La otra peste, pero ésta cromática, por describirla de algún modo, es la perversa afición a embadurnar fachadas y puertas, sin indultar las piedras seculares, con pintadas vandálicas. Una práctica que se ceba, precisamente, en los barrios más degradados, acentuando su imagen deprimente y desalentando los propósitos rehabilitadores de los inmuebles. ¿Para qué esforzarse en la mejora y embellecimiento si una patulea de bárbaros imberbes e impunes ha de malograrlo apenas hecho? Ya se cruzan apuestas sobre cuánto durarán vírgenes los venerables muros de la Casa de les Roques, de Valencia, recién recuperada. Tanto como se tarde en quitarle la protección. ¿A quién le incumbe meter en cintura a esta horda de adolescentes armados con aerosoles y amparados por la nocturnidad?
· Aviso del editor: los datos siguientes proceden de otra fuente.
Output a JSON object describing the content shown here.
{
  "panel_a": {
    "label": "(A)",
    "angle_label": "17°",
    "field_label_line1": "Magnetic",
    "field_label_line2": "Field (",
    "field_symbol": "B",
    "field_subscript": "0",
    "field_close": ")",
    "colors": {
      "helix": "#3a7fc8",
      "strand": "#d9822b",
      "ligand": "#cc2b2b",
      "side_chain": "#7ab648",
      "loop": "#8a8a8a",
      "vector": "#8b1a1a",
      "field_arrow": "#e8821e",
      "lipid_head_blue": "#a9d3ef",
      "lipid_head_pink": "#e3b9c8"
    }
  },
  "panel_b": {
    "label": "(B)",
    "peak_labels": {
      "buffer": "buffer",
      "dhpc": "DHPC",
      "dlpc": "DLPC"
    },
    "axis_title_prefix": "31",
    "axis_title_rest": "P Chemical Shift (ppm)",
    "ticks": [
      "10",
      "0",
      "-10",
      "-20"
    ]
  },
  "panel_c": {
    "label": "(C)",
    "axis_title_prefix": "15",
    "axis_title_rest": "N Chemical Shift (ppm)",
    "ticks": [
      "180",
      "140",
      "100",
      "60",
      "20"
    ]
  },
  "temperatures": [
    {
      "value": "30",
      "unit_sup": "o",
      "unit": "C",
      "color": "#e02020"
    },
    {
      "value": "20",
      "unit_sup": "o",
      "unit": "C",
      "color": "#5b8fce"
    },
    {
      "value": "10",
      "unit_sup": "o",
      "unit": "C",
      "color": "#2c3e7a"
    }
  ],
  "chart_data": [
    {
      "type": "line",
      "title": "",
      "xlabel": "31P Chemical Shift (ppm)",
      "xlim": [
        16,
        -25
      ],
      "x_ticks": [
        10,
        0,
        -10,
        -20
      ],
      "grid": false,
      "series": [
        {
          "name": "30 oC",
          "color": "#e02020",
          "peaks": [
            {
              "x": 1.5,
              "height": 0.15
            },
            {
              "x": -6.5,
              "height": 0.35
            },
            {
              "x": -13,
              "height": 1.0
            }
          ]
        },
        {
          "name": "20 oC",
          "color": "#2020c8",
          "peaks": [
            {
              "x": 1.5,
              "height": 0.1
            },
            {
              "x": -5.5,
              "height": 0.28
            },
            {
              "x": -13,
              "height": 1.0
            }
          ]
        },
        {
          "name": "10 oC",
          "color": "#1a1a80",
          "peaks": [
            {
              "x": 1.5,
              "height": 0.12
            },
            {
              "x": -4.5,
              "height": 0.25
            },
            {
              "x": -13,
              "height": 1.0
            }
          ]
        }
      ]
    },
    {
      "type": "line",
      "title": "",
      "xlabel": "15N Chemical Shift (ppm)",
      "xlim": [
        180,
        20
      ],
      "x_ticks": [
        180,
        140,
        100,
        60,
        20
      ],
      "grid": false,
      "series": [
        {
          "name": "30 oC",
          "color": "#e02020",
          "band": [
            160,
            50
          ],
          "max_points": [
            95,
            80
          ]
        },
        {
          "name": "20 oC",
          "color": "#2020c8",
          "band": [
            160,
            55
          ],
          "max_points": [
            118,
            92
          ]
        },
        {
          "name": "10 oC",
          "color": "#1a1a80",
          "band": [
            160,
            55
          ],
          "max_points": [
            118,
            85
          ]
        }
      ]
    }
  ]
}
Un rayo de esperanza alborea. Piensa uno que las cosas pueden cambiar en Valencia de cara al jolgorio mundial de la familia católica, con asistencia del Papa, previsto para 2006, seguido de las no menos mundiales regatas de la Copa América, en 2007. Aunque los hábitos cívicos se adquieren a velocidad geológica, es pensable que doña Rita, la alcaldesa, encuentre la manera de apremiarlos. Más escuela, mano dura, sanción social, algo. Si para entonces la inverosímil población canina aprende a defecar en los puntos que tiene reservados cabe hasta que la ciudad huela a otra cosa. ¿Recuerda alguien cuando estaba impregnada de azahar y huerta?